Heartbeat Multiplexing
In Raft, leader is responsible for periodically sending heartbeats to all followers to maintain the leadership. In Multi-Raft, without any optimization load from the the heartbeats can be non-negligible. However, we can optimize to reduce the heartbeat RPCs by multiplexing the heartbeats from different shards.
Problem of naive implementation
In the following diagram, we have two nodes Node1 and Node2 and there are two shards. A Process is a leader if it is denoted with an asterisk (*): P1 is sending the heartbeats to the P3 and P2 to P4 as well. So there are two RPC messages sent from P1 to P3 and P2 to P4 independently.
graph LR subgraph Node1 P1(P1*) P2(P2*) end subgraph Node2 P3(P3) P4(P4) end P1 -->|heartbeat| P3 P2 --> P4
Multiplexing heartbeats
To reduce the number of RPCs to only one, we can introduce multiplexer and demultiplexer in the nodes.
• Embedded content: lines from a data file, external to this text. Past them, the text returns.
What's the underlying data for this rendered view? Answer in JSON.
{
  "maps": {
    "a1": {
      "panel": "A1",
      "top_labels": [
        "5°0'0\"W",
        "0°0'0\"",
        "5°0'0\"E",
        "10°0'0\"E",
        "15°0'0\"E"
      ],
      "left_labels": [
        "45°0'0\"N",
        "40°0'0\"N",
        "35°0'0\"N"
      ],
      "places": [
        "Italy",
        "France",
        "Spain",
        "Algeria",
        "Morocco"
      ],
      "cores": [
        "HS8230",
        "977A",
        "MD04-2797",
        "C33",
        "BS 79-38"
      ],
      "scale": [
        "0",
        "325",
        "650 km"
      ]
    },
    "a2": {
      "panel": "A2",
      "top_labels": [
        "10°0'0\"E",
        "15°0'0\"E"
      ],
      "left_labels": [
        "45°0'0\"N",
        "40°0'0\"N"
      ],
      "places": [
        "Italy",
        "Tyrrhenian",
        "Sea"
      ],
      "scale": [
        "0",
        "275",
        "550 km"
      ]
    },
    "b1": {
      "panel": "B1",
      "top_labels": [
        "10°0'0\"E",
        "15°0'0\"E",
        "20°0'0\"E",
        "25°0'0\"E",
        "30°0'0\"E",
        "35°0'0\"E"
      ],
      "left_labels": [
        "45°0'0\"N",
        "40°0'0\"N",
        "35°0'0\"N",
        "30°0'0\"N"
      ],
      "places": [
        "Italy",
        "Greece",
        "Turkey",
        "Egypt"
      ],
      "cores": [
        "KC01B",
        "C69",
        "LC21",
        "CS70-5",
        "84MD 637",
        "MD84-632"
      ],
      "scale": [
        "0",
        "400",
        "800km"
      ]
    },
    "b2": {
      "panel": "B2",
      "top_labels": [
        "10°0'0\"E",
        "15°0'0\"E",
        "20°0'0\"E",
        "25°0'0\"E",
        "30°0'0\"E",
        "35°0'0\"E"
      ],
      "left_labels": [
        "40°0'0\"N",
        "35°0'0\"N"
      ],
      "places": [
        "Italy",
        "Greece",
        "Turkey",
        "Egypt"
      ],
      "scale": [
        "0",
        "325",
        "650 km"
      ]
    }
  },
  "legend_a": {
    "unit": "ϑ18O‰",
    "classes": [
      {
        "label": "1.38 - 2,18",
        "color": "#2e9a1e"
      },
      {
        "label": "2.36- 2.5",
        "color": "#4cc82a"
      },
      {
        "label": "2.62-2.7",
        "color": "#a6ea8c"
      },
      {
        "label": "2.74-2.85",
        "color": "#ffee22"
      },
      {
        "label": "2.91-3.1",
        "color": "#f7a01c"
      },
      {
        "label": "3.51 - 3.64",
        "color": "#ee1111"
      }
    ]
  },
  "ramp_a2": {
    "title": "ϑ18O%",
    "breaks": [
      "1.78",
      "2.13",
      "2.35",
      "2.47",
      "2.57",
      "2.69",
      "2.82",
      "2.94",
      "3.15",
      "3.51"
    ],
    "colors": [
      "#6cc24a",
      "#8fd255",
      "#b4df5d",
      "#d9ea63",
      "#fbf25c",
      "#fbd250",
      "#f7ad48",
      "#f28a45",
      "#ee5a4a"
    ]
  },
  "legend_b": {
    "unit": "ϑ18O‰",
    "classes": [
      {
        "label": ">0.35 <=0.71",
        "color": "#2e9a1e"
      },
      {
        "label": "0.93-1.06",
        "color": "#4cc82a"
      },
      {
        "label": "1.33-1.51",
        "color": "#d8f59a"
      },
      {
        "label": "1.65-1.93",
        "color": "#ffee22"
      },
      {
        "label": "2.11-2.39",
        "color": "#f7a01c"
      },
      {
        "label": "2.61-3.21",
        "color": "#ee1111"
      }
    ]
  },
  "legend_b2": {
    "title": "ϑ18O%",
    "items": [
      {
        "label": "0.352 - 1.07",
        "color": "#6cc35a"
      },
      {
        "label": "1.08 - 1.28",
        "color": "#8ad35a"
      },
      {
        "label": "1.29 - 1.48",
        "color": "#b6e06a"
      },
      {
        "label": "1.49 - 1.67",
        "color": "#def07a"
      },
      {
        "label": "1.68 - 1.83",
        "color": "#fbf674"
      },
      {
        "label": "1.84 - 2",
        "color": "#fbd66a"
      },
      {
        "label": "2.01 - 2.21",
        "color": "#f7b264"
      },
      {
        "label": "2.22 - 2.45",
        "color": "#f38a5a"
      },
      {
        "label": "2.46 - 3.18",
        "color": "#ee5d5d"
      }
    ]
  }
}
The two heartbeats are buffered in the multiplexer and sent in a batched RPC to the destination node. In the destination node, the demultiplexer will split the batched RPC into individual heartbeats and send them to the corresponding processes.
graph LR subgraph Node1 P1(P1*) P2(P2*) MUX(Mux) end subgraph Node2 DEMUX(Demux) P3(P3) P4(P4) end P1 --> MUX P2 --> MUX MUX --> DEMUX DEMUX --> P3 DEMUX --> P4
In this case the reduction rate is 2. But what would be the reduction rate in general. Let's do some math.
Math: Reduction rate
Let's consider there are N nodes and L shards. Each shard have K replication and leader processes are balanced among the nodes.
In this case, the total number of heartbeats sent in period is LK. And the total directed paths connecting two nodes is N(N-1) and these heartbeats are evenly attributed to these paths. Therefore, the number of heartbeats sent in each path is LK/(N(N-1)) and this is the reduction rate. For example, if there are 5 nodes and 1000 shards with 3 replication, the reduction rate is 150.